We need stories like that, because that’s how people find out about us. There are lots of things within rural America that are national news stories or that relate to national or international news. Energy is an obvious one. I don’t quite understand what makes some things work and others not. And you know I should never be saying that to you… [laughs]
But I also know that staffing is always tough, and the quality varies greatly from place to place. We’ve done stories that we localize with county data and distribute to weeklies for them to use.
Sometimes I will take on things that bother me. You know, the argument, “Why don’t we just move? If we want that service, why don’t we just go somewhere that has it?” That’s like you said to somebody in Brooklyn, you know, you want a park? Central Park is there. You know, that doesn’t make sense to somebody who’s living their life in a locale and has every right to. Sometimes, that kind of attitude irritates me.
But in terms of explaining: We have to. We have to say, here’s how rural is being defined for this story. You know, I probably should do that more. And, you know, explaining why broadband is such a big deal for rural communities. There’s kind of a background I need to supply that’s a great tool for shrinking distances. But that never seems odious to me at all. It makes it feel good when I can explain why something’s important to rural America and why somebody ought to care about it.
There are tremendous economic justice issues. There are large environmental issues — you know, the devastation of energy development and what that’s done to rural regions. The Gulf Coast from the Horizon spill. All of those things, they get coverage — I would like to see some that was from a rural perspective of what it means to lifestyles and people who have to live there. A lot of what we see comes from a kind of urban environmentalist frame: that, you know, we need to preserve this place because it’s beautiful and pristine and I want to go hiking there.
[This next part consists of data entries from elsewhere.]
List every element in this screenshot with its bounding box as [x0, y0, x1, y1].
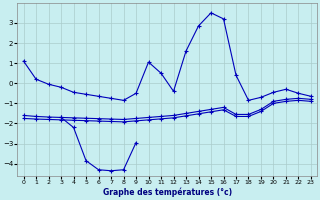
X-axis label: Graphe des températures (°c): Graphe des températures (°c): [103, 188, 232, 197]
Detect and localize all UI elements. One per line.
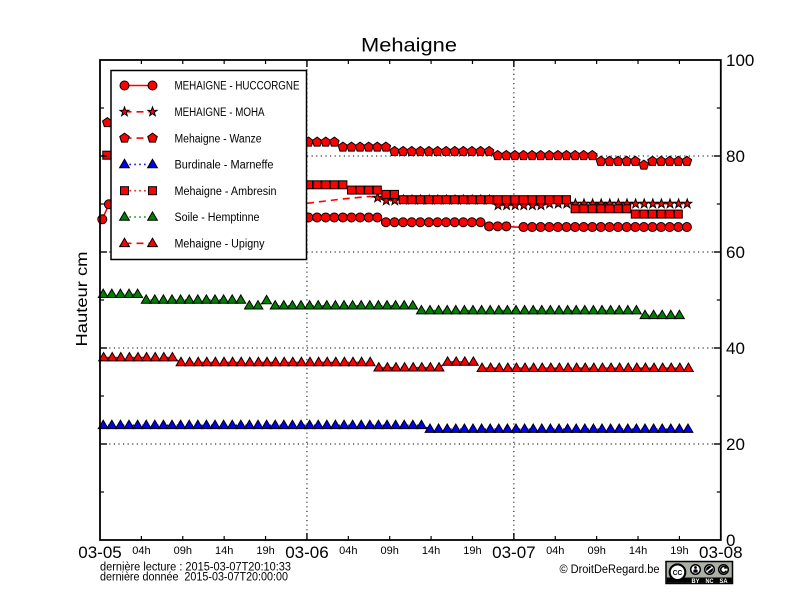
svg-text:0: 0 [726, 531, 735, 550]
svg-text:CC: CC [673, 568, 683, 577]
svg-text:20: 20 [726, 435, 745, 454]
svg-text:09h: 09h [587, 545, 605, 557]
svg-text:60: 60 [726, 243, 745, 262]
svg-text:03-07: 03-07 [492, 543, 535, 562]
svg-text:BY: BY [692, 579, 700, 585]
svg-text:19h: 19h [256, 545, 274, 557]
svg-text:09h: 09h [174, 545, 192, 557]
svg-text:04h: 04h [546, 545, 564, 557]
svg-text:Mehaigne - Upigny: Mehaigne - Upigny [175, 239, 265, 251]
svg-text:80: 80 [726, 147, 745, 166]
svg-text:Mehaigne - Wanze: Mehaigne - Wanze [175, 133, 262, 145]
svg-text:Hauteur cm: Hauteur cm [74, 252, 91, 347]
svg-text:14h: 14h [422, 545, 440, 557]
svg-text:MEHAIGNE - MOHA: MEHAIGNE - MOHA [175, 107, 265, 119]
svg-text:03-05: 03-05 [78, 543, 121, 562]
svg-text:04h: 04h [339, 545, 357, 557]
svg-text:14h: 14h [215, 545, 233, 557]
svg-text:dernière lecture : 2015-03-07T: dernière lecture : 2015-03-07T20:10:33 [100, 562, 291, 574]
svg-text:SA: SA [720, 579, 729, 585]
svg-text:Mehaigne: Mehaigne [361, 36, 457, 57]
svg-text:Burdinale - Marneffe: Burdinale - Marneffe [175, 160, 274, 172]
svg-text:03-06: 03-06 [285, 543, 328, 562]
svg-text:© DroitDeRegard.be: © DroitDeRegard.be [560, 564, 660, 576]
svg-text:100: 100 [726, 51, 754, 70]
svg-text:MEHAIGNE - HUCCORGNE: MEHAIGNE - HUCCORGNE [175, 81, 300, 93]
svg-text:NC: NC [706, 579, 715, 585]
svg-text:Mehaigne - Ambresin: Mehaigne - Ambresin [175, 186, 277, 198]
svg-text:04h: 04h [132, 545, 150, 557]
svg-text:03-08: 03-08 [699, 543, 742, 562]
svg-text:09h: 09h [381, 545, 399, 557]
svg-text:Soile - Hemptinne: Soile - Hemptinne [175, 212, 260, 224]
svg-text:40: 40 [726, 339, 745, 358]
svg-text:14h: 14h [629, 545, 647, 557]
svg-text:19h: 19h [670, 545, 688, 557]
svg-text:dernière donnée 2015-03-07T20: dernière donnée 2015-03-07T20:00:00 [100, 572, 288, 584]
svg-text:19h: 19h [463, 545, 481, 557]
As opposed to: We need a working landscape where people can make money off the natural resources while they are being good stewards to them. I would dearly love to see a little more awareness of that.
My experience within news organizations is that that is difficult. If you went in as a new reporter and you had one editor say, you know, “go do something on deer season,” that might or might not fly further up the chain. I wonder how the hierarchical structure of it would work.
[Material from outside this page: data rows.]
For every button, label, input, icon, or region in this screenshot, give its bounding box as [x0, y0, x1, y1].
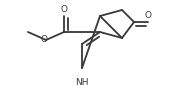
Text: NH: NH [75, 78, 89, 87]
Text: O: O [60, 5, 68, 15]
Text: O: O [41, 35, 48, 44]
Text: O: O [145, 11, 151, 21]
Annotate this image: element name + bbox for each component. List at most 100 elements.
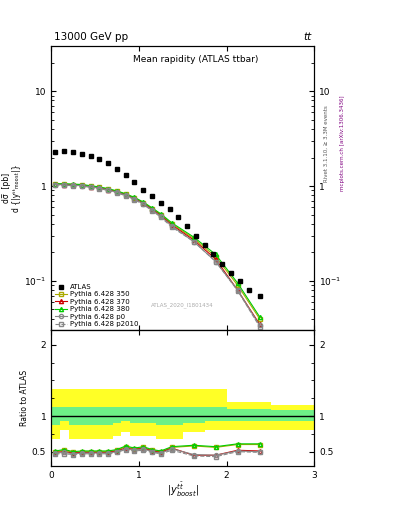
Pythia 6.428 380 <box>53 181 58 187</box>
Pythia 6.428 380 <box>169 220 174 226</box>
Pythia 6.428 370 <box>257 321 262 327</box>
Pythia 6.428 350 <box>106 186 110 192</box>
Line: Pythia 6.428 p2010: Pythia 6.428 p2010 <box>53 183 262 329</box>
Pythia 6.428 p0 <box>88 184 93 190</box>
Pythia 6.428 p2010 <box>150 208 154 214</box>
Pythia 6.428 350 <box>53 181 58 187</box>
Pythia 6.428 370 <box>158 212 163 219</box>
Pythia 6.428 370 <box>53 181 58 187</box>
Pythia 6.428 370 <box>106 186 110 193</box>
Pythia 6.428 p2010 <box>106 187 110 194</box>
Pythia 6.428 380 <box>132 195 137 201</box>
Pythia 6.428 380 <box>62 181 67 187</box>
Pythia 6.428 p0 <box>132 196 137 202</box>
Pythia 6.428 350 <box>191 236 196 242</box>
Pythia 6.428 370 <box>97 185 102 191</box>
Text: tt: tt <box>303 32 312 42</box>
Pythia 6.428 350 <box>169 221 174 227</box>
ATLAS <box>79 151 84 157</box>
X-axis label: $|y^{t\bar{t}}_{boost}|$: $|y^{t\bar{t}}_{boost}|$ <box>167 481 199 499</box>
Pythia 6.428 370 <box>235 287 240 293</box>
Pythia 6.428 p2010 <box>141 201 146 207</box>
ATLAS <box>88 153 93 159</box>
Pythia 6.428 p0 <box>79 183 84 189</box>
ATLAS <box>220 261 225 267</box>
Pythia 6.428 p0 <box>123 192 128 198</box>
Y-axis label: Ratio to ATLAS: Ratio to ATLAS <box>20 370 29 426</box>
Text: ATLAS_2020_I1801434: ATLAS_2020_I1801434 <box>151 302 214 308</box>
Text: Rivet 3.1.10, ≥ 3.3M events: Rivet 3.1.10, ≥ 3.3M events <box>324 105 329 182</box>
ATLAS <box>158 200 163 206</box>
Pythia 6.428 380 <box>235 280 240 286</box>
Pythia 6.428 p2010 <box>53 182 58 188</box>
Pythia 6.428 370 <box>213 256 218 262</box>
Pythia 6.428 p2010 <box>71 183 75 189</box>
Pythia 6.428 380 <box>213 251 218 258</box>
ATLAS <box>229 270 233 276</box>
Pythia 6.428 p2010 <box>115 190 119 196</box>
Pythia 6.428 p2010 <box>97 185 102 191</box>
Pythia 6.428 350 <box>150 205 154 211</box>
Pythia 6.428 350 <box>213 253 218 260</box>
ATLAS <box>194 232 198 239</box>
ATLAS <box>202 242 207 248</box>
Pythia 6.428 350 <box>115 188 119 195</box>
Pythia 6.428 370 <box>150 206 154 212</box>
Pythia 6.428 p0 <box>158 214 163 220</box>
Line: Pythia 6.428 350: Pythia 6.428 350 <box>53 182 262 321</box>
Pythia 6.428 380 <box>158 211 163 217</box>
Pythia 6.428 350 <box>235 282 240 288</box>
Pythia 6.428 p0 <box>150 207 154 213</box>
Pythia 6.428 p0 <box>71 182 75 188</box>
Line: Pythia 6.428 370: Pythia 6.428 370 <box>53 182 262 326</box>
ATLAS <box>257 292 262 298</box>
Pythia 6.428 p2010 <box>132 197 137 203</box>
Pythia 6.428 p2010 <box>235 288 240 294</box>
ATLAS <box>237 278 242 284</box>
Pythia 6.428 p0 <box>62 182 67 188</box>
ATLAS <box>167 206 172 212</box>
ATLAS <box>97 156 102 162</box>
Pythia 6.428 380 <box>123 190 128 197</box>
Pythia 6.428 p0 <box>235 287 240 293</box>
Pythia 6.428 p2010 <box>213 259 218 265</box>
Pythia 6.428 p0 <box>97 185 102 191</box>
Text: 13000 GeV pp: 13000 GeV pp <box>54 32 128 42</box>
Pythia 6.428 p2010 <box>88 184 93 190</box>
Pythia 6.428 p0 <box>115 189 119 196</box>
Pythia 6.428 370 <box>115 189 119 195</box>
Text: mcplots.cern.ch [arXiv:1306.3436]: mcplots.cern.ch [arXiv:1306.3436] <box>340 96 345 191</box>
Pythia 6.428 p2010 <box>79 183 84 189</box>
Pythia 6.428 350 <box>71 181 75 187</box>
Pythia 6.428 p0 <box>191 239 196 245</box>
Pythia 6.428 370 <box>79 182 84 188</box>
Line: Pythia 6.428 p0: Pythia 6.428 p0 <box>53 182 262 327</box>
ATLAS <box>211 251 216 258</box>
Pythia 6.428 370 <box>141 200 146 206</box>
Pythia 6.428 380 <box>88 183 93 189</box>
Pythia 6.428 380 <box>71 181 75 187</box>
ATLAS <box>71 149 75 155</box>
Pythia 6.428 380 <box>191 234 196 240</box>
Pythia 6.428 370 <box>169 222 174 228</box>
Pythia 6.428 370 <box>71 182 75 188</box>
Pythia 6.428 350 <box>88 183 93 189</box>
Pythia 6.428 350 <box>79 182 84 188</box>
Pythia 6.428 350 <box>132 195 137 201</box>
Pythia 6.428 p2010 <box>62 182 67 188</box>
Line: ATLAS: ATLAS <box>53 148 262 298</box>
Line: Pythia 6.428 380: Pythia 6.428 380 <box>53 182 262 318</box>
ATLAS <box>53 149 58 155</box>
ATLAS <box>62 148 67 154</box>
Pythia 6.428 380 <box>115 188 119 194</box>
Pythia 6.428 350 <box>158 211 163 218</box>
Pythia 6.428 350 <box>62 181 67 187</box>
Pythia 6.428 p0 <box>53 181 58 187</box>
Pythia 6.428 370 <box>62 181 67 187</box>
ATLAS <box>185 223 189 229</box>
Y-axis label: dσ̅  [pb]
d {|yᵗᵗₘₒₒₛₜ|}: dσ̅ [pb] d {|yᵗᵗₘₒₒₛₜ|} <box>2 164 21 212</box>
Pythia 6.428 350 <box>97 184 102 190</box>
Text: Mean rapidity (ATLAS ttbar): Mean rapidity (ATLAS ttbar) <box>133 55 259 63</box>
ATLAS <box>150 193 154 199</box>
Pythia 6.428 370 <box>88 183 93 189</box>
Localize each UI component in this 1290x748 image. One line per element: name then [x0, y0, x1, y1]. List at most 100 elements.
The bulk of what we run is written by correspondents, paid and volunteer. We find them in a lot of different ways. I have found people through seeing something they wrote for another publication or for a local publication; I’ve found them through the groups that read us; and some have come in over the transom, people who have found us and give us pitches. And then I write as well.
Long term, that needs to change. We need a platform that reaches a much wider audience, both in terms of our sustainability but also in terms of the people who need to be in the discussion and the voices that need to be heard. Our goal is that that will happen and that the Yonder will be part of it when it does.